Although FeCrAl ternary alloy is a promising high-temperature material, the structural features of the FeCrAl remains controversial. To understand the structural features and the related mechanical properties, here, we apply the first-principle method to study the structural stability, mechanical and thermodynamic properties of FeCrAl ternary alloy. Two FeCrAl phases: cubic and orthorhombic structures are designed and discussed. The calculated results show that two FeCrAl ternary alloys are thermodynamically stable at the ground state. In particular, the orthorhombic FeCrAl has better thermodynamically stable in comparison to the cubic FeCrAl. It is found that two FeCrAl ternary alloys exhibit mechanical stability based on the Born stability criteria.
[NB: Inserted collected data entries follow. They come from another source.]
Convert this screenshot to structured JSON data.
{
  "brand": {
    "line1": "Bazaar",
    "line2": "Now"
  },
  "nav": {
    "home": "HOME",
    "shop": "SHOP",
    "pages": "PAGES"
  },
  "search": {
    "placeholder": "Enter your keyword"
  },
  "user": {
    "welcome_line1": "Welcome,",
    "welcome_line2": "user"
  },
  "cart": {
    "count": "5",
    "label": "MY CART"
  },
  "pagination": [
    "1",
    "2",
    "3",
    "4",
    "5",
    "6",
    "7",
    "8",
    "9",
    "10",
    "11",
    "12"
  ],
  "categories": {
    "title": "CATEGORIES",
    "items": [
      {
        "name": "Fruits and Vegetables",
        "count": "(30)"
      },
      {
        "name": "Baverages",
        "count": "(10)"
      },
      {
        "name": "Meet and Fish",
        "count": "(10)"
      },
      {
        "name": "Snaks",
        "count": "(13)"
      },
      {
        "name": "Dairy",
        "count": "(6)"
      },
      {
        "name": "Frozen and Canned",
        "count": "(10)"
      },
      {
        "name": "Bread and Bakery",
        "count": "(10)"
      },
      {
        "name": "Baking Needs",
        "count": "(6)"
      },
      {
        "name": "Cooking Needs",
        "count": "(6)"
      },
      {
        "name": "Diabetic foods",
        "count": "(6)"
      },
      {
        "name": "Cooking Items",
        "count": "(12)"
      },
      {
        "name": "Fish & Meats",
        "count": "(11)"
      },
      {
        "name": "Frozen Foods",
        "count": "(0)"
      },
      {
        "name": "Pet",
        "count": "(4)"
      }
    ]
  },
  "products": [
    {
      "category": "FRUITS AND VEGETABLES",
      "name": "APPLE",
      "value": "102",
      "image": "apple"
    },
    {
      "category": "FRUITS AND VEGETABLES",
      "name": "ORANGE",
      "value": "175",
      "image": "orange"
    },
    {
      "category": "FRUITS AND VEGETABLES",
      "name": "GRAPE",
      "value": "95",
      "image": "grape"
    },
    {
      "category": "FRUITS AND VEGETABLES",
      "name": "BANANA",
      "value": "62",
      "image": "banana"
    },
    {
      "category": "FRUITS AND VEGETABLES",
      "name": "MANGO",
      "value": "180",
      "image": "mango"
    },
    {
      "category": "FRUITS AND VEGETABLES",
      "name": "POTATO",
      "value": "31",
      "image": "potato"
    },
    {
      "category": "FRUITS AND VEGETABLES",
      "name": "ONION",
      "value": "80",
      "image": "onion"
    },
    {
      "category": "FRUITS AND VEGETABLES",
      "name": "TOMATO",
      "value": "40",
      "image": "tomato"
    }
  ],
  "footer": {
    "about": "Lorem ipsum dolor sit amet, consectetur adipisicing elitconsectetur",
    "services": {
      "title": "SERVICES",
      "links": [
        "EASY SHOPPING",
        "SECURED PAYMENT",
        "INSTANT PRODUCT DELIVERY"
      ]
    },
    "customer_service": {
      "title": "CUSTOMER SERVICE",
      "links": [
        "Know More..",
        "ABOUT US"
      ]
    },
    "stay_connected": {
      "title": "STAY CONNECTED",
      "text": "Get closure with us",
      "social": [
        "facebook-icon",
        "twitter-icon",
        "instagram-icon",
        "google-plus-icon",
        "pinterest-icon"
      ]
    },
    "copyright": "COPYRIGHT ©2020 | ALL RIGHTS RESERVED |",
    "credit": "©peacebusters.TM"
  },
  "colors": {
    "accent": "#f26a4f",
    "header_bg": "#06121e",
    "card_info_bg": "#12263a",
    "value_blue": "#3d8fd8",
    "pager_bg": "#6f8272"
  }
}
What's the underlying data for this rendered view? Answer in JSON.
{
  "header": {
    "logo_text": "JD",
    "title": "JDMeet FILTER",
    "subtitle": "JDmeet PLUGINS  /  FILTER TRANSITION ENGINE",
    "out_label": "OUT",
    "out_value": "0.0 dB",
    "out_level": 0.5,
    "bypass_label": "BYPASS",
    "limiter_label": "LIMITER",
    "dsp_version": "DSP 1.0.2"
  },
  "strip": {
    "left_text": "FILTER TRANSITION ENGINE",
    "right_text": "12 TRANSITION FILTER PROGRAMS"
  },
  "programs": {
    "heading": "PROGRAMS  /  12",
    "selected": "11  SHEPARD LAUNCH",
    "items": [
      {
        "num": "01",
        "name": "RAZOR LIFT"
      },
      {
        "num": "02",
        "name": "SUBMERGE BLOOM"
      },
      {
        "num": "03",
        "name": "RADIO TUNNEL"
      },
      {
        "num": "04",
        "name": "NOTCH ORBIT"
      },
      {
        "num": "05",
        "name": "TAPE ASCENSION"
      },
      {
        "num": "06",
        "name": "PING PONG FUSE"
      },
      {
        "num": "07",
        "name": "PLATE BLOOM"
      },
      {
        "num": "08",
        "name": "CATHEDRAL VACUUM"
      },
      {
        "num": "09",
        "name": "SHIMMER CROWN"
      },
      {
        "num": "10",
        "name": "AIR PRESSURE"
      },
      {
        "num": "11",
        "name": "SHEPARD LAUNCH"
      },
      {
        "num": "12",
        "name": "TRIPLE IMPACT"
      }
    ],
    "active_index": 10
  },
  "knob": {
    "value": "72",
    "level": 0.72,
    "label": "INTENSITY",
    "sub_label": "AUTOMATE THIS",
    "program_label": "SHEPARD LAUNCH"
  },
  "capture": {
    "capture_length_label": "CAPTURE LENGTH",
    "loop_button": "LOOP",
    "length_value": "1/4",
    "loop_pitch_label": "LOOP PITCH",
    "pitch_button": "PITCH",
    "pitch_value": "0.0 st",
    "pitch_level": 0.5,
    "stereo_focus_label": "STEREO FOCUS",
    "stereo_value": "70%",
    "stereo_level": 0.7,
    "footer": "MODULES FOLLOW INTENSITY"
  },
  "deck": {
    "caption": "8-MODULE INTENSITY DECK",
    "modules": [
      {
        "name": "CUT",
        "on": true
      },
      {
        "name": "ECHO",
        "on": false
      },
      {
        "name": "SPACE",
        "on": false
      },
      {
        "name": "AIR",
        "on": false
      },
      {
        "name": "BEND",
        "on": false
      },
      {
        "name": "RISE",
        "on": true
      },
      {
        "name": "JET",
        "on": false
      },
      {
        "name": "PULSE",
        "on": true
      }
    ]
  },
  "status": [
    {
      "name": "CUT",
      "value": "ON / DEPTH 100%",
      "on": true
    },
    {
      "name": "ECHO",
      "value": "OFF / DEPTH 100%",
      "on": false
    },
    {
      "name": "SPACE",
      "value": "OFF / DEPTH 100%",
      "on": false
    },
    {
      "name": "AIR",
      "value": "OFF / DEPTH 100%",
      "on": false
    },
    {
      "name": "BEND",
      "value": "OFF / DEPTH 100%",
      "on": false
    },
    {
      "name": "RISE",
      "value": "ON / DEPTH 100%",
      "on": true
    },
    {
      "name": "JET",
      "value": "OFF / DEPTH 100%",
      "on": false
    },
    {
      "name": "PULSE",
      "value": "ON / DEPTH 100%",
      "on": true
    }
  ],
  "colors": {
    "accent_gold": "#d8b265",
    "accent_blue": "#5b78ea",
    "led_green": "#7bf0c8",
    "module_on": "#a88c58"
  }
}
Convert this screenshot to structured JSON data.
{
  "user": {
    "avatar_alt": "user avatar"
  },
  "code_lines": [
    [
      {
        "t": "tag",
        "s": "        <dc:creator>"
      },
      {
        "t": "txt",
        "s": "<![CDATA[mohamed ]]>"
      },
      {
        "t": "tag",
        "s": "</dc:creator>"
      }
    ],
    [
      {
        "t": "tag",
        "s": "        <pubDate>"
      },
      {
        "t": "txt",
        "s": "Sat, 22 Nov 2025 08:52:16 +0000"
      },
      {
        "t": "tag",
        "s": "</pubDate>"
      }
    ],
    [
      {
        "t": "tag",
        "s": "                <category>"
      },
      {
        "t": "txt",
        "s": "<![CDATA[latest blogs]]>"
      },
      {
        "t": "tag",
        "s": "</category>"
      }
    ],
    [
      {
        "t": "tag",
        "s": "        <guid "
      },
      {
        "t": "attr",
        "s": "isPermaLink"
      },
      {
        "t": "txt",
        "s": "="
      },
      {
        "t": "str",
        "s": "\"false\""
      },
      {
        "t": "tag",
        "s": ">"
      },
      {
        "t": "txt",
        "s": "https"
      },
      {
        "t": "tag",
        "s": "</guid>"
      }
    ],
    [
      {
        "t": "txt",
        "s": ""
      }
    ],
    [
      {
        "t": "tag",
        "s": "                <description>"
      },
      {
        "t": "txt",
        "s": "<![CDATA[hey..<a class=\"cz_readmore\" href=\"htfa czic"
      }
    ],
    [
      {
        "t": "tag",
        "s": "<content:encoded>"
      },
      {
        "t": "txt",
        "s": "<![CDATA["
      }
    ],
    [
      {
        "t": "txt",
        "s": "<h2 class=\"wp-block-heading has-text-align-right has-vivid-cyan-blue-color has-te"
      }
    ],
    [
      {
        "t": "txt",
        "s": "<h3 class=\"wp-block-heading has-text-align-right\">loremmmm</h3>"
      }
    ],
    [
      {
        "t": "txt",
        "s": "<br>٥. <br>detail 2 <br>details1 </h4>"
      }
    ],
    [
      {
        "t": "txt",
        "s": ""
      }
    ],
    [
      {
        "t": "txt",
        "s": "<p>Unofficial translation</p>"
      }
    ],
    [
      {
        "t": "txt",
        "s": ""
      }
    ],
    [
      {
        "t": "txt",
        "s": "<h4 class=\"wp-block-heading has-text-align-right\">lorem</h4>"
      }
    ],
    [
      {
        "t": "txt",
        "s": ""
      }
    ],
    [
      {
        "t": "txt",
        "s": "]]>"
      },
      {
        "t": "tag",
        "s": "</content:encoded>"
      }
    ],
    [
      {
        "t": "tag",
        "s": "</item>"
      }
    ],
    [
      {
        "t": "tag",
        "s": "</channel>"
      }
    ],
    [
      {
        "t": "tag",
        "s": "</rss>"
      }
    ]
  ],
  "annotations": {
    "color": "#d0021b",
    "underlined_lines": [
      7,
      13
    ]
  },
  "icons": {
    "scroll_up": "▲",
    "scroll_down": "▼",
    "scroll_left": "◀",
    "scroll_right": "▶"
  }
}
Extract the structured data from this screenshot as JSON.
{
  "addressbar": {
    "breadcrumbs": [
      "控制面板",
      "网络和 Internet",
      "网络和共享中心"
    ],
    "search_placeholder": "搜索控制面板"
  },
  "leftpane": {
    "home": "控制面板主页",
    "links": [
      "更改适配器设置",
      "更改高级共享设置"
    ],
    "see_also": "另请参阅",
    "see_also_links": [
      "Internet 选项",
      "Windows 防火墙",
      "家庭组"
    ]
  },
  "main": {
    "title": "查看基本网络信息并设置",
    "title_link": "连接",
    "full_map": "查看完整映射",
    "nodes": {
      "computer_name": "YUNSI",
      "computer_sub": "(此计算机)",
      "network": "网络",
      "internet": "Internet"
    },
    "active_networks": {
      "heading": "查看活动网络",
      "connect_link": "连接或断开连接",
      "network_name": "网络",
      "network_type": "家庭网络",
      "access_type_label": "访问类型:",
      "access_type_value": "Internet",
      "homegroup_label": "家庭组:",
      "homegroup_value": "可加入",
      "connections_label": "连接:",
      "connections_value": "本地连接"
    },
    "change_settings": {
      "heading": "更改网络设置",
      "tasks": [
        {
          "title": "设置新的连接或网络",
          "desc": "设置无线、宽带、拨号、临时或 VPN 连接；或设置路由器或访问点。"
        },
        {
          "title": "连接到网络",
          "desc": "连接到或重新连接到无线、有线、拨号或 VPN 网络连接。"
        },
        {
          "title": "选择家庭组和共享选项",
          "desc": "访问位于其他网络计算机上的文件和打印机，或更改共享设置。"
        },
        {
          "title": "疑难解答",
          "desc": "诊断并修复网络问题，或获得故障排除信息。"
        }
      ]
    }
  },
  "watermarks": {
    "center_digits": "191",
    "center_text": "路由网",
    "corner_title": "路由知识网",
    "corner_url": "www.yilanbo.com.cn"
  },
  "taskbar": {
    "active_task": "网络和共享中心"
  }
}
Importantly, we predict that two FeCrAl ternary alloys show ductility and plasticity. The orthorhombic FeCrAl shows the stronger volume deformation resistance and higher elastic stiffness in comparison to the cubic FeCrAl. Naturally, the high elastic modulus of the orthorhombic FeCrAl is related to the strong localized hybridization between Fe atom, Cr atom and Al atom in a layered structure. Finally, it is found that the calculated Debye temperature of the orthorhombic FeCrAl is higher than the cubic FeCrAl.